= Francesco Gesualdo =

Francesco Gesualdo (François Gesuald, Franġisku Ġiżwaldu), was a French monk that was executed by immolation in Malta in 1554 for preaching Lutheran idealisms. He can be considered a martyr of free thinking.

Only one source about Gesualdo exists, and its truthfulness has been questioned in later years.

==Lutheran monk==
According to the narrative, Gesuald was a French monk who lived in Malta. Around 1535, he founded the Confraternity of Good Christians (La Confraternità dei Buoni Cristiani), where members discussed ideas of Martin Luther, such as marriage among priests. His teachings became popular, especially with Maltese nobility, such as Matteo Falson and his son (who carried the same name), and Pietro Cumbo.

==Condemnation==
In 1545, he was denounced to Grand Master of the Order of the Knights of Saint John by the notary public Jacopo Baldacchino. Domenico Cubelles, then Bishop of Malta, investigated the matter. However, before 1564, Inquisition was not present in Malta, with such matters falling under the Inquisitor of Palermo. Therefore, the Bishop and the Grand Master Juan de Homedes, since they were concerned with the Reformation ideals starting to arise in the Maltese territory, led the investigation together.

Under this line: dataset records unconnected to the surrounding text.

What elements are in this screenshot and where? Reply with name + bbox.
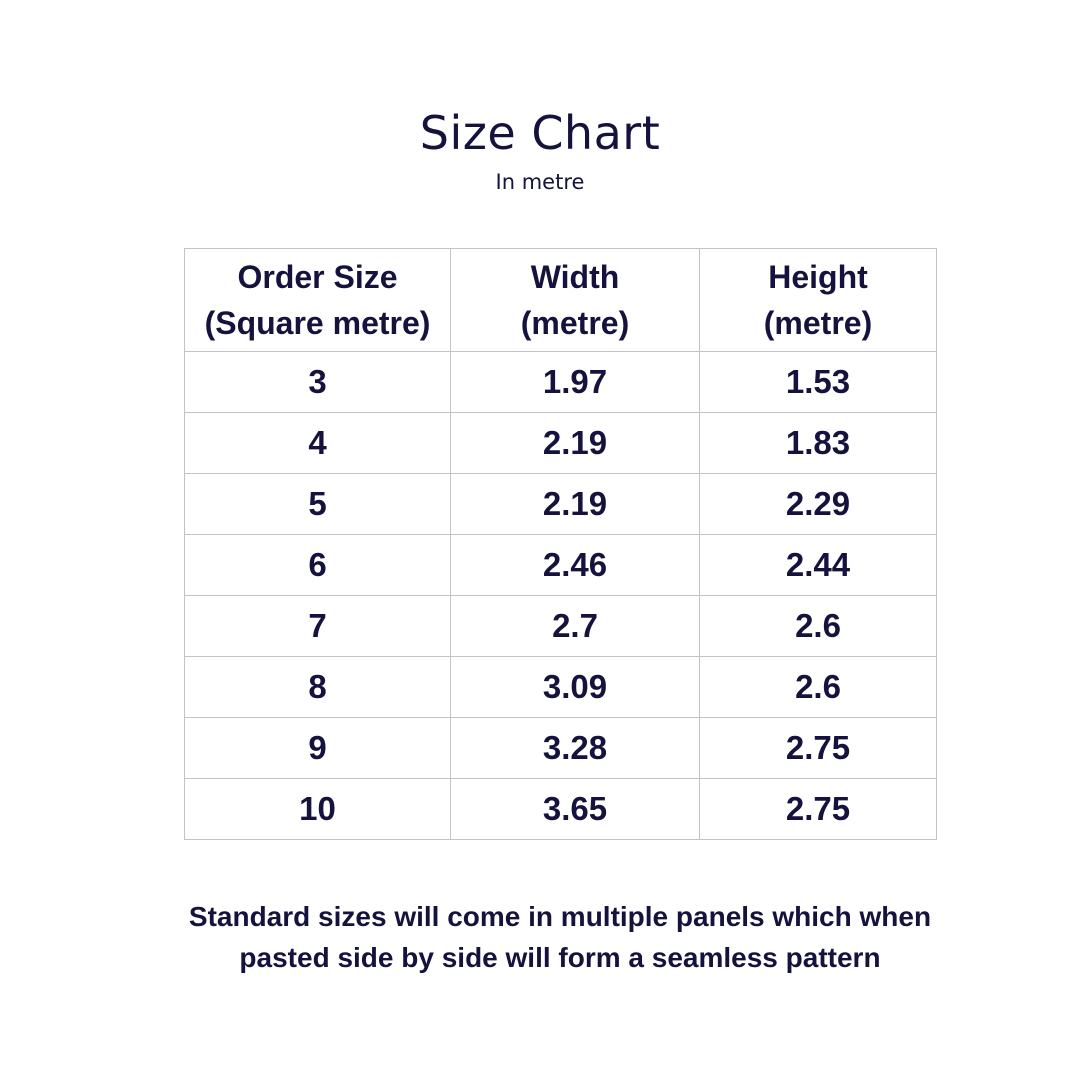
table-row: 3 1.97 1.53 (184, 351, 937, 413)
cell-height: 2.75 (699, 717, 937, 779)
header-line: (Square metre) (204, 305, 431, 341)
cell-width: 2.46 (450, 534, 700, 596)
table-row: 6 2.46 2.44 (184, 534, 937, 596)
cell-width: 2.7 (450, 595, 700, 657)
cell-order-size: 3 (184, 351, 451, 413)
cell-order-size: 4 (184, 412, 451, 474)
table-row: 5 2.19 2.29 (184, 473, 937, 535)
table-row: 10 3.65 2.75 (184, 778, 937, 840)
cell-order-size: 5 (184, 473, 451, 535)
cell-height: 2.44 (699, 534, 937, 596)
header-line: Height (768, 259, 868, 295)
header-line: Order Size (237, 259, 398, 295)
cell-order-size: 10 (184, 778, 451, 840)
header-width: Width (metre) (450, 248, 700, 352)
footnote-line-1: Standard sizes will come in multiple pan… (188, 901, 932, 932)
cell-order-size: 9 (184, 717, 451, 779)
page-title: Size Chart (419, 106, 661, 160)
cell-order-size: 8 (184, 656, 451, 718)
cell-height: 1.83 (699, 412, 937, 474)
cell-width: 3.09 (450, 656, 700, 718)
page-subtitle: In metre (495, 170, 585, 194)
header-line: (metre) (763, 305, 873, 341)
cell-height: 2.29 (699, 473, 937, 535)
footnote: Standard sizes will come in multiple pan… (0, 896, 1080, 978)
cell-height: 1.53 (699, 351, 937, 413)
table-row: 8 3.09 2.6 (184, 656, 937, 718)
header-line: Width (530, 259, 620, 295)
cell-height: 2.6 (699, 656, 937, 718)
header-order-size: Order Size (Square metre) (184, 248, 451, 352)
cell-order-size: 6 (184, 534, 451, 596)
footnote-line-2: pasted side by side will form a seamless… (239, 942, 881, 973)
cell-width: 2.19 (450, 412, 700, 474)
header-height: Height (metre) (699, 248, 937, 352)
cell-height: 2.6 (699, 595, 937, 657)
cell-width: 2.19 (450, 473, 700, 535)
cell-width: 3.65 (450, 778, 700, 840)
header-row: Order Size (Square metre) Width (metre) He… (184, 248, 937, 352)
table-row: 7 2.7 2.6 (184, 595, 937, 657)
header-line: (metre) (520, 305, 630, 341)
size-table: Order Size (Square metre) Width (metre) He… (184, 248, 937, 840)
table-row: 4 2.19 1.83 (184, 412, 937, 474)
table-row: 9 3.28 2.75 (184, 717, 937, 779)
cell-width: 3.28 (450, 717, 700, 779)
cell-height: 2.75 (699, 778, 937, 840)
cell-width: 1.97 (450, 351, 700, 413)
cell-order-size: 7 (184, 595, 451, 657)
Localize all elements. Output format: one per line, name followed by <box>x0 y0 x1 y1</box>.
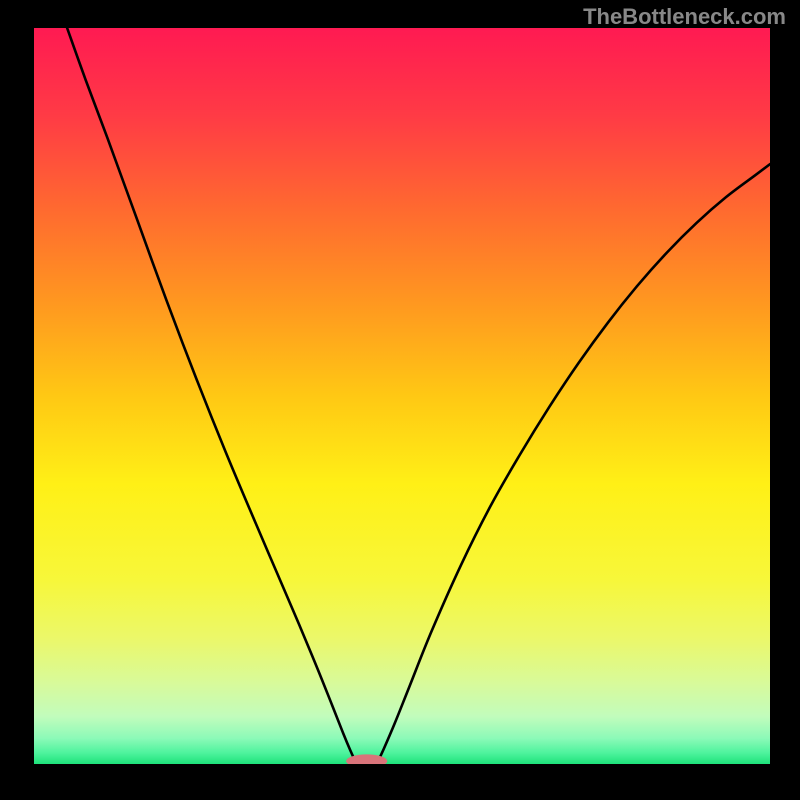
watermark-text: TheBottleneck.com <box>583 4 786 30</box>
gradient-background <box>34 28 770 764</box>
plot-area <box>34 28 770 764</box>
chart-container: TheBottleneck.com <box>0 0 800 800</box>
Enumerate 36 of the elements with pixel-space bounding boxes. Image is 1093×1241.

Gesualdo was found guilty of heresy and was incarcerated in the gaols of Fort Saint Angelo. He was released not too long after due to good conduct. In the beginning of the 1550s, he reprised illegally preaching Protestantism with the help of another priest by the name of Andrea Axac (or Axiak).

Once again, he was denounced in 1554, together with a group of 28 others. On 5 November 1554, a tribunal of the Order defrocked him due to preaching heresy, before he was put in front of Bishop Cubelles. Most of the accused, including the priest Axac, agreed to abjure their sins, but Gesualdo, who maintained his faith, was condemned to the burnt alive.

On the stake, Gesualdo continued to preach marriage among priests. He was burnt alive in the main square of Birgu.

== Re-examination ==
Later re-examination of the original documents by scholars has indicated that Gesualdo is not French, but from Calabria, Italy.